Question hautement sensible, le P-dg de Sonatrach, Abdelmoumen Ould Kaddour, a évoqué la révision de la loi sur les Hydrocarbures, la qualifiant de dossier «lourd» qui demande «beaucoup de temps et d'expertise». Il indiquera, à ce propos, à l'APS, que pour bien le ficeler, «il faut qu'on cherche des gens qui connaissent bien le domaine» avouant, par-là, que le pays a déjà fait des erreurs dans le passé à propos de cette question. «Il ne faut pas qu'on se trompe encore une fois», expliquera Ould Kaddour. Une révision «qui est toujours en cours», précisera-t-il, «dans le cadre d'un groupe de travail composé de Sonatrach, de l'Agence nationale pour la valorisation des ressources en hydrocarbures (Alnaft) et du ministère de l'Energie, pour pouvoir sortir une nouvelle loi». Interrogé sur le délai de la finalisation de ce projet de texte, le premier responsable de la compagnie nationale des hydrocarbures a estimé qu'il était difficile de donner une échéance, «mais on espère que cela se fasse avant la fin de l'année 2018». Selon le P-dg de Sonatrach, la révision portera sur tous les aspects : fiscal, légal, contractuel «et tous les autres aspects relatifs à la loi», afin d'attirer plus d'étrangers et «qu'ils puissent travailler». Rappelons que, sitôt annoncée par le Premier ministre et expliquée par son ministre des Finances, la révision de la loi sur les Hydrocarbures en vigueur a fait réagir les partis politiques d'opposition et certains experts économiques qui y ont vu un retour de la loi Khelil et un risque de perdre la souveraineté algérienne sur ses ressources pétrolières. Devant cette polémique, Ahmed Ouyahia était revenu sur le sujet affirmant, sur son site web, que cette révision «ne portera sur aucune question de souveraineté». Le Premier ministre, indiquant que cette annonce «a ouvert la voie à de nombreuses spéculations», a tenu à préciser qu'elle «ne portera sur aucune question de souveraineté, y compris la règle 51/49%, dans les partenariats avec l'étranger». 

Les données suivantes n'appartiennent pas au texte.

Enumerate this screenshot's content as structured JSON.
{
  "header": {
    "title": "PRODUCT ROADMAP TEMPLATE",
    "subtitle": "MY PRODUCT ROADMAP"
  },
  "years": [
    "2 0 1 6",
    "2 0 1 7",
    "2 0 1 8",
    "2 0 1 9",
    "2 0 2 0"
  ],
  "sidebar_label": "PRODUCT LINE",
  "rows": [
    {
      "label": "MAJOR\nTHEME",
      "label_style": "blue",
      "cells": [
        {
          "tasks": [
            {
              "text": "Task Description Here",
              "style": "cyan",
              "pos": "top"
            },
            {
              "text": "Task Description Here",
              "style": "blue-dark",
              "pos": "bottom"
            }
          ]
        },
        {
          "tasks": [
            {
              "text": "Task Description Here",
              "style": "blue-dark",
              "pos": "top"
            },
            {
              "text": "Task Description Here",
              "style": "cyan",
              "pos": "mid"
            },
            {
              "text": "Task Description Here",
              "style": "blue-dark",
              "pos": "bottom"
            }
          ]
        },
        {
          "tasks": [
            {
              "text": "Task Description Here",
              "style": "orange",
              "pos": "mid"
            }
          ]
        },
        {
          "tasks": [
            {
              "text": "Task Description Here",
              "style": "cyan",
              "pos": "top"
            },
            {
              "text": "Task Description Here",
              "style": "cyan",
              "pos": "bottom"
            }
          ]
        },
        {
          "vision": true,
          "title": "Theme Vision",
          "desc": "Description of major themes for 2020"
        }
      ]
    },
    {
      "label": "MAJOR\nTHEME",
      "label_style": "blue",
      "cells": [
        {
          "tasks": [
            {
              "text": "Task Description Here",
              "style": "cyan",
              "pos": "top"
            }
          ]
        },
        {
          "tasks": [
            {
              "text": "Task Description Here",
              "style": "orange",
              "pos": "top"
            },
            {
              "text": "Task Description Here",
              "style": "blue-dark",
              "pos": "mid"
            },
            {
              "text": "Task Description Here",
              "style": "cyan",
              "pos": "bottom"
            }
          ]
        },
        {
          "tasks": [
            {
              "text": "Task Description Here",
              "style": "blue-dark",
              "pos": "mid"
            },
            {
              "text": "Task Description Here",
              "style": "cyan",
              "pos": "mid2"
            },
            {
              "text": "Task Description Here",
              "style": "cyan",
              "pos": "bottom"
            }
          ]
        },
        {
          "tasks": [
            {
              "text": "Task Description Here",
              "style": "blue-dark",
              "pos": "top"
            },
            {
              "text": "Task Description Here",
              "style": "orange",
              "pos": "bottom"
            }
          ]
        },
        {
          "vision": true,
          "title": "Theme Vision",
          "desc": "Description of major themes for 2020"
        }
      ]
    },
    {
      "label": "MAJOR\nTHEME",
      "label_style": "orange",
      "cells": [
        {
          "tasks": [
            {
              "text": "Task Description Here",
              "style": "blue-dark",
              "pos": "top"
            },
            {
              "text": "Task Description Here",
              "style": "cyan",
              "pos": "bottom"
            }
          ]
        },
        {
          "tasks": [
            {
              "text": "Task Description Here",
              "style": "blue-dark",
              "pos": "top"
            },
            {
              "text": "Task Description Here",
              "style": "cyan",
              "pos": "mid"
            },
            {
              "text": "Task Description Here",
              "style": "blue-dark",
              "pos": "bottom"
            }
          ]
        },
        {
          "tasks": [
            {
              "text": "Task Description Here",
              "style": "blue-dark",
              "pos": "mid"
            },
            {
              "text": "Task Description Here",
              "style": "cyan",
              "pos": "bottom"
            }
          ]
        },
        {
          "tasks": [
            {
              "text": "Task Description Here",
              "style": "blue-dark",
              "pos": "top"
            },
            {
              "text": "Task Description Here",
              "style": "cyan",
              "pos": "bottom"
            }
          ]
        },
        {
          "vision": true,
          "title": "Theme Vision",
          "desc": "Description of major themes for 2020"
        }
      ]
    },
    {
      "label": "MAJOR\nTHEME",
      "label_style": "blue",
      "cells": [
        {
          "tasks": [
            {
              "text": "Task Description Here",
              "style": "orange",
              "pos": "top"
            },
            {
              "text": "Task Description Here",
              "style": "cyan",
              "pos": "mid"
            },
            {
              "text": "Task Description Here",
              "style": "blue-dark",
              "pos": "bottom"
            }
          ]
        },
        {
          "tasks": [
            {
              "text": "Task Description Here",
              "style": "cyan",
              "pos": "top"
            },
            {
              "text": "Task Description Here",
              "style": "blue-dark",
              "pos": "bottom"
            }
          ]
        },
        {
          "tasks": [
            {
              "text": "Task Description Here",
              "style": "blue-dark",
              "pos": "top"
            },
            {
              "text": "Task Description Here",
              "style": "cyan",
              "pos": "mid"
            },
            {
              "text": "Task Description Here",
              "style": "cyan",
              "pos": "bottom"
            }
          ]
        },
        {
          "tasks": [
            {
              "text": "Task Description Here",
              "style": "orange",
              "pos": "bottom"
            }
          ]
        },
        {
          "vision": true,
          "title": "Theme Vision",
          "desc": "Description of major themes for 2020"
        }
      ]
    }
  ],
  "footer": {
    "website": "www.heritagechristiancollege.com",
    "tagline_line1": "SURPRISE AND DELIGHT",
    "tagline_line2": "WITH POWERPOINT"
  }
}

Ouyahia entend faire face à la réaction inquiète des partis politiques. Parmi les voix contradictoires, celle de la secrétaire générale du Parti des Travailleurs (PT) qui a déclaré être très inquiète dans son intervention avant le début de la réunion du Bureau politique du parti, prétendant que l'Algérie est en train de faire, de plus en plus, de concessions aux étrangers estimant que la révision concerne, notamment, la disposition relative à la taxe des superprofits. 

Pour rappel, la loi sur les Hydrocarbures, en vigueur, a introduit un système d'écrémage des superprofits applicable aux bénéficiaires du taux réduit de l'Impôt complémentaire sur le résultat (ICR). Louisa Hanoune s'interroge, par ailleurs, sur la nécessité de cette révision «Pour supprimer les nationalisations ? Pour supprimer la règle du 51/49 ?», qui n'a pas hésité à rappeler la mobilisation de son parti contre la loi sur les Hydrocarbures de 2005 présentée, à l'époque, par Chakib Khelil. Après le feu vert public de Ouyahia, le ministre de l'Energie et des Mines, Mustapha Guitouni, avait déclaré qu'une réflexion est engagée pour la révision de la loi relative aux Hydrocarbures, en vigueur, afin «d'améliorer l'attractivité de notre pays, en direction des partenaires étrangers, notamment, dans la prospection et l'exploitation des hydrocarbures». Pour Guitouni, l'infructuosité de la plupart des appels d'offres, lancés par l'Algérie, pour la recherche et l'exploration pétrolières est parmi les raisons de la révision du texte alors que les recettes pétrolières s'amenuisent et les activités de recherche et d'exploration diminuent. 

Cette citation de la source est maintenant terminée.